Elsie Lange
It’s been more than a month since floods tore through and gutted Neville and Joanne West’s home in Darraweit Guim.
Last month, Star Weekly spoke with Neville just days after the disaster. He would have to throw away 35 years worth of belongings, of memories the house contained.
Navigating his insurance policy, finding a place to stay and figuring out what their next steps would be as they waited to find out the fate of their home has taken enormous strength, especially while Neville continues to undergo liver cancer treatment.
“[The engineers’ report] can take up to six weeks for the insurance company to get, so it’ll be after Christmas before we know whether they are going to rebuild it or just sign a cheque and say, what you do with it is your problem,” Neville said.
“It’s very frustrating in one sense, but I can imagine all the people in Shepparton and Echuca are in the same boat as I am.”
Joanne, a nurse, said she would probably be getting counselling after the whole ordeal, dealing with her husband’s diagnosis on top of a flood-ruined home.
She said she and Neville had been spending their own money while they waited for their insurance to pay out their contents insurance – it had been hard, but finding out they’d be financially covered was “a sigh of relief”.
“I don’t know [what I want], I’m scared to live there again, and I don’t think the love would be there, we both put a lot of love and effort into the house, and I’d be scared that it would just be futile,” Joanne said.
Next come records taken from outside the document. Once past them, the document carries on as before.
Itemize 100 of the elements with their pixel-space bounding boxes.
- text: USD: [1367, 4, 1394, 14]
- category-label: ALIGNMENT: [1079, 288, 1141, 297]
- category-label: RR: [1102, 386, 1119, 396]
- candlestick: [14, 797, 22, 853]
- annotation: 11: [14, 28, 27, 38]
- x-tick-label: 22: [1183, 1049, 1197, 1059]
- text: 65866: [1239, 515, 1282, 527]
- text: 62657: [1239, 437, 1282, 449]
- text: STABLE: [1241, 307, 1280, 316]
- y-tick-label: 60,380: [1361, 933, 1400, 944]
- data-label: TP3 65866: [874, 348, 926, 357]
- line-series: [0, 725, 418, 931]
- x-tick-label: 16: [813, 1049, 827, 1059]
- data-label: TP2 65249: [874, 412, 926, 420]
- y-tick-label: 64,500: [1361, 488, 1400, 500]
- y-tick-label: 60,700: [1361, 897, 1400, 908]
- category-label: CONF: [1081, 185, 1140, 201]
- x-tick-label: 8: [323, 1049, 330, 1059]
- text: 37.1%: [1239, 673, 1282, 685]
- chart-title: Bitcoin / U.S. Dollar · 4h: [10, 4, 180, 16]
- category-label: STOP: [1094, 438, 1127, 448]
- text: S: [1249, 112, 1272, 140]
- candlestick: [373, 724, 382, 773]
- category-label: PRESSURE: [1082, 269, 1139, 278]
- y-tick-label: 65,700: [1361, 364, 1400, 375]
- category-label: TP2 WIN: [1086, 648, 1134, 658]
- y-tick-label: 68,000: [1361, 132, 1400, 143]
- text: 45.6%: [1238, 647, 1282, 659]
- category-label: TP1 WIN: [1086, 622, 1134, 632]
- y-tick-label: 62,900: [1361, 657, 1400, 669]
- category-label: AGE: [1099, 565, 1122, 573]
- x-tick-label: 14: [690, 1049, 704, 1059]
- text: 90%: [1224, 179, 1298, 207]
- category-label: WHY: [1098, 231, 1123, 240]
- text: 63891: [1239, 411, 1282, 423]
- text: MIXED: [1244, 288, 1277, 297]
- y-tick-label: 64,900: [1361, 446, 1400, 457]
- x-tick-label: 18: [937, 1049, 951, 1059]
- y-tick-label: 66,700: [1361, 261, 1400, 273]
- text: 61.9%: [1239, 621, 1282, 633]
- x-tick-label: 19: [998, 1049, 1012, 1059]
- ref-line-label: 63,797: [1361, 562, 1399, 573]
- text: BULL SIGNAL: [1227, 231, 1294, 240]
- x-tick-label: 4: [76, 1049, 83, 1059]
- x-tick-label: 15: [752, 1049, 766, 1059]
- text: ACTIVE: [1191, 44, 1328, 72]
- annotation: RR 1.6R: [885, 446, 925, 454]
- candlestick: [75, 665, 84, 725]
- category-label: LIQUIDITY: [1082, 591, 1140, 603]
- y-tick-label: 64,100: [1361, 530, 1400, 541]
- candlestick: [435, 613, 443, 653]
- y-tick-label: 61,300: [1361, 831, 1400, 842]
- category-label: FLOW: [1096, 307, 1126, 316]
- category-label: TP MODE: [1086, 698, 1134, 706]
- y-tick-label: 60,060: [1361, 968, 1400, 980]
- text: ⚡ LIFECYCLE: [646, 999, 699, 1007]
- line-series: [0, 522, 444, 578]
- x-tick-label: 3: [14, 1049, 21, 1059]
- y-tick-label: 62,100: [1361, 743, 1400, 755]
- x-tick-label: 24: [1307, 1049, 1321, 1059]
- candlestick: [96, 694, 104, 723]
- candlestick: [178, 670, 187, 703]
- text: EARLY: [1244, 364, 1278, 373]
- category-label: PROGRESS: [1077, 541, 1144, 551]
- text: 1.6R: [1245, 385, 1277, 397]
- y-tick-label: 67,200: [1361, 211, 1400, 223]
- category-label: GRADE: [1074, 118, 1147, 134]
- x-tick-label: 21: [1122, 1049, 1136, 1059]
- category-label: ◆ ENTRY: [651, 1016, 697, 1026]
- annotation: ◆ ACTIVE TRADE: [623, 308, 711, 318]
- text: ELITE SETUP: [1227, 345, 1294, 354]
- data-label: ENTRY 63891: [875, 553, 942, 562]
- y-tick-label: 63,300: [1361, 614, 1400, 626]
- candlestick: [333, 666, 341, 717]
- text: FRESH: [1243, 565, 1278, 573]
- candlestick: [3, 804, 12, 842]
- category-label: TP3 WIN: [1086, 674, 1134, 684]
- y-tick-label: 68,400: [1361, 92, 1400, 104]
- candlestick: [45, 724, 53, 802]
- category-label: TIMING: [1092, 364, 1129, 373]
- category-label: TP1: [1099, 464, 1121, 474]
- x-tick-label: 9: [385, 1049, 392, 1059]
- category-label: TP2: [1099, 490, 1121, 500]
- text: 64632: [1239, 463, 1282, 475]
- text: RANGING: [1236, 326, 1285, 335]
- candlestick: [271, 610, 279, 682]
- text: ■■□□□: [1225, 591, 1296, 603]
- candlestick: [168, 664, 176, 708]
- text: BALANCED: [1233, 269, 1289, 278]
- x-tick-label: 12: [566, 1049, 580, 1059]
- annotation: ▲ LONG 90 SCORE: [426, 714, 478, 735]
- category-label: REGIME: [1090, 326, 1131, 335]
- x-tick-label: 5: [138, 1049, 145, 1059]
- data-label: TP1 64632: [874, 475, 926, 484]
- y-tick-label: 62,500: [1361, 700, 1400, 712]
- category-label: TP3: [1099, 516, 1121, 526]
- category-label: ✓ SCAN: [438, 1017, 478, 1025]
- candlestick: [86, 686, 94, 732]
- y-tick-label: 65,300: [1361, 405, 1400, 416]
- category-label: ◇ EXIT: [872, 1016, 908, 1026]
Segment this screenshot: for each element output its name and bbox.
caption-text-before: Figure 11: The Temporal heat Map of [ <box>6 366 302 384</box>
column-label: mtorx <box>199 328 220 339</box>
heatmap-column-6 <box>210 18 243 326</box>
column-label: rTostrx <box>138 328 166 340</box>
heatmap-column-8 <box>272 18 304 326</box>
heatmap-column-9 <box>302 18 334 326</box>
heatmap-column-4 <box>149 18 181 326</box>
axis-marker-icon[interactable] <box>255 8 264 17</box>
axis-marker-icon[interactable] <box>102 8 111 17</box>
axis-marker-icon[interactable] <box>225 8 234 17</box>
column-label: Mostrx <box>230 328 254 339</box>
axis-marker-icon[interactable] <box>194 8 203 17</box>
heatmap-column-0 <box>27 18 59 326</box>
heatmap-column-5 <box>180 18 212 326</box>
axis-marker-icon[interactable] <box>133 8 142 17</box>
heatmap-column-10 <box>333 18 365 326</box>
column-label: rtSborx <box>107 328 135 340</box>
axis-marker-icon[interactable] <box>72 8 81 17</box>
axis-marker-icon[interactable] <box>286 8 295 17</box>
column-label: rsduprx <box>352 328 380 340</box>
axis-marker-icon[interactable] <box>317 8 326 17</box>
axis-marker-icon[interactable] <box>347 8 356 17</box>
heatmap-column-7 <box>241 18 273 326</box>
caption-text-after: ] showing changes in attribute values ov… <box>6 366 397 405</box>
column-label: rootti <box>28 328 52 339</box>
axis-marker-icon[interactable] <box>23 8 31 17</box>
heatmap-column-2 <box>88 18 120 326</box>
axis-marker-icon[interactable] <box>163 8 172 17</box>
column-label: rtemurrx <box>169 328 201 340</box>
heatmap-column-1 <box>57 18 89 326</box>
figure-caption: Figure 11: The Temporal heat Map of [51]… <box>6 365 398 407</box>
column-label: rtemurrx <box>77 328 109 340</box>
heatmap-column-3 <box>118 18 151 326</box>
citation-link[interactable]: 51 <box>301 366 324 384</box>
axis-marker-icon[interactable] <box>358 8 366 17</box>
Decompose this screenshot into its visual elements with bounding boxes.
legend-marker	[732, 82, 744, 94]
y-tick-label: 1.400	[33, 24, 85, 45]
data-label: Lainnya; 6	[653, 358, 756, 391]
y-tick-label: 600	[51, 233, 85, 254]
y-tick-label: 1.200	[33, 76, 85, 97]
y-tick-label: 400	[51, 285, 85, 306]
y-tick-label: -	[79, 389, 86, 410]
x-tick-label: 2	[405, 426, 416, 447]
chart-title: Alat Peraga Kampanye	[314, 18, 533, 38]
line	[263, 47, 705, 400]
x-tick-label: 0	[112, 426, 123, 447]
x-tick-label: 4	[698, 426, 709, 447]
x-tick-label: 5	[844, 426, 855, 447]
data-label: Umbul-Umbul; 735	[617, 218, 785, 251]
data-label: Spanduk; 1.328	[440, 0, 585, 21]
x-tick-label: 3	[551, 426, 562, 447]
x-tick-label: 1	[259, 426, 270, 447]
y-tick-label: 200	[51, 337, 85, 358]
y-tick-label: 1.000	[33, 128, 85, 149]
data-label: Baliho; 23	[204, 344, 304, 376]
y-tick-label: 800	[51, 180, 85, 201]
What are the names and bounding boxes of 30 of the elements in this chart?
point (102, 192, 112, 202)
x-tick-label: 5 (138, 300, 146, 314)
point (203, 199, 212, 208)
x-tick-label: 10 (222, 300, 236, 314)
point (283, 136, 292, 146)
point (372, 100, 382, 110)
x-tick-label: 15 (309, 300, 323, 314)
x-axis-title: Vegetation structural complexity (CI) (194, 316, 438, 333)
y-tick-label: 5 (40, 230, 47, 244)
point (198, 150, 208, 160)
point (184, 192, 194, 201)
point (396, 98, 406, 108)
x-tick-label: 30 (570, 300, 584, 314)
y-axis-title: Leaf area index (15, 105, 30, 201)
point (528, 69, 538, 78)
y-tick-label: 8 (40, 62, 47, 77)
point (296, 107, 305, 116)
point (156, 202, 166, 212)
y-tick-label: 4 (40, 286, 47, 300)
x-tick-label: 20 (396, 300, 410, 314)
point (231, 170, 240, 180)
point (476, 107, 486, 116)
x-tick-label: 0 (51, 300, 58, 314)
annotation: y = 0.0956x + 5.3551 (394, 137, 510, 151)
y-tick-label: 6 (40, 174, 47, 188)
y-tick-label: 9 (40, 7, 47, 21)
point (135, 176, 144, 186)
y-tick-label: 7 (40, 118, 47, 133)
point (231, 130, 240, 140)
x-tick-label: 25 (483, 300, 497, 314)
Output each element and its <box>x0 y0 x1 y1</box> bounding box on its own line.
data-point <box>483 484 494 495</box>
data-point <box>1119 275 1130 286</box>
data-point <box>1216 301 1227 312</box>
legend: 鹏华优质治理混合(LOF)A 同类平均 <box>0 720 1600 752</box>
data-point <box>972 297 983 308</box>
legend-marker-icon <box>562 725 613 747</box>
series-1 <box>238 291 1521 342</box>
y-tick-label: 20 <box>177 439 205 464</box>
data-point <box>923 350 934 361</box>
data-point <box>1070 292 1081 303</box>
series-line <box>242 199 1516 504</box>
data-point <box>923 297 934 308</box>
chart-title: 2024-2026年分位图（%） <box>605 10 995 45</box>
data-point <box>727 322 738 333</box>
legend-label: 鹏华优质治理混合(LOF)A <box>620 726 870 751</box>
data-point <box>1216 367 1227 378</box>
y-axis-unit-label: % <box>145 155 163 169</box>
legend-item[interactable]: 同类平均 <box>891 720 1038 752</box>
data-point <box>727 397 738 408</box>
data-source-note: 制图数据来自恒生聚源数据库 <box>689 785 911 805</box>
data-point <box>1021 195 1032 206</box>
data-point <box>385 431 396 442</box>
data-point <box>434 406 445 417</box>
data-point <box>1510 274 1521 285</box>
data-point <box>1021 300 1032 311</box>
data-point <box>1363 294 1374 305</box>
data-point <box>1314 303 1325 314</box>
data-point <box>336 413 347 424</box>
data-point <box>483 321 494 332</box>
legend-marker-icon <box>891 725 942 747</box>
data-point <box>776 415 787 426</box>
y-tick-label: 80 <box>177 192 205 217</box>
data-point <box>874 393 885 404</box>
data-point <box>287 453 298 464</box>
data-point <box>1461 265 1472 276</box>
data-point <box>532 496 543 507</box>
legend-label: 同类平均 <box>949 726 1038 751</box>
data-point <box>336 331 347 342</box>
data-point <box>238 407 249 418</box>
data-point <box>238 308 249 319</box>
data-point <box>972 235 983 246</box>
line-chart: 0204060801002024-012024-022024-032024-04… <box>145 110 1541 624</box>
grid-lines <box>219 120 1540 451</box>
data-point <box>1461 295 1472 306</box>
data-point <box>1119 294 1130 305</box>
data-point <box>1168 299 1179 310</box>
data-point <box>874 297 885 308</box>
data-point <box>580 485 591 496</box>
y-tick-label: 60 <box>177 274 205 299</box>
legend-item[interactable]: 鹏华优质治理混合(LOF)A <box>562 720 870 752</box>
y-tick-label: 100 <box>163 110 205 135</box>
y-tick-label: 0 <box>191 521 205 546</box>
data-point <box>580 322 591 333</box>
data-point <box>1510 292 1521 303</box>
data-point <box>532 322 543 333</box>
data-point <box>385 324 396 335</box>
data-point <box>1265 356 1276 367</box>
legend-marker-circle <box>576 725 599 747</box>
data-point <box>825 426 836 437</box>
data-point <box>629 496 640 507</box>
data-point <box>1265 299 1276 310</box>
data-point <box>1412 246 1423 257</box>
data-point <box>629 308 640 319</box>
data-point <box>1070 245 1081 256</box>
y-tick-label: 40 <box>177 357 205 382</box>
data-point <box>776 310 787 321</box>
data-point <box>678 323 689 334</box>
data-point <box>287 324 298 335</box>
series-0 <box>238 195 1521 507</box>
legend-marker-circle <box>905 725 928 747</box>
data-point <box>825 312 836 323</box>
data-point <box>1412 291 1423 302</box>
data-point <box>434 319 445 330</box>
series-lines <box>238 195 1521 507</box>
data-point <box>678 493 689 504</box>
After camping in their caravan on the hill behind their home and then spending four weeks in $500 a night short-stay accommodation, last week they found a rental where they could stay longer term.
Neville said their insurance covered 52 weeks of accommodation, or until they’d spent $50,000.
“They are insistent on that part of it. If you run out of money, bad luck, if you run out of weeks, bad luck,” he said. “But it’s small fish compared to your house going under water.”
He said if the insurance decides in coming months to fix their house, rather than paying them out for it, they’d be “lucky to get in before next Christmas”.
But in the meantime, the couple said Macedon Ranges council, Joanne’s union and the community “had been brilliant”.
Council community director Maria Weiss said the Darraweit Guim community had shown extraordinary resilience.
* In a previous story, Star Weekly mistakenly reported Neville West was undergoing lung cancer treatment, as opposed to liver cancer treatment.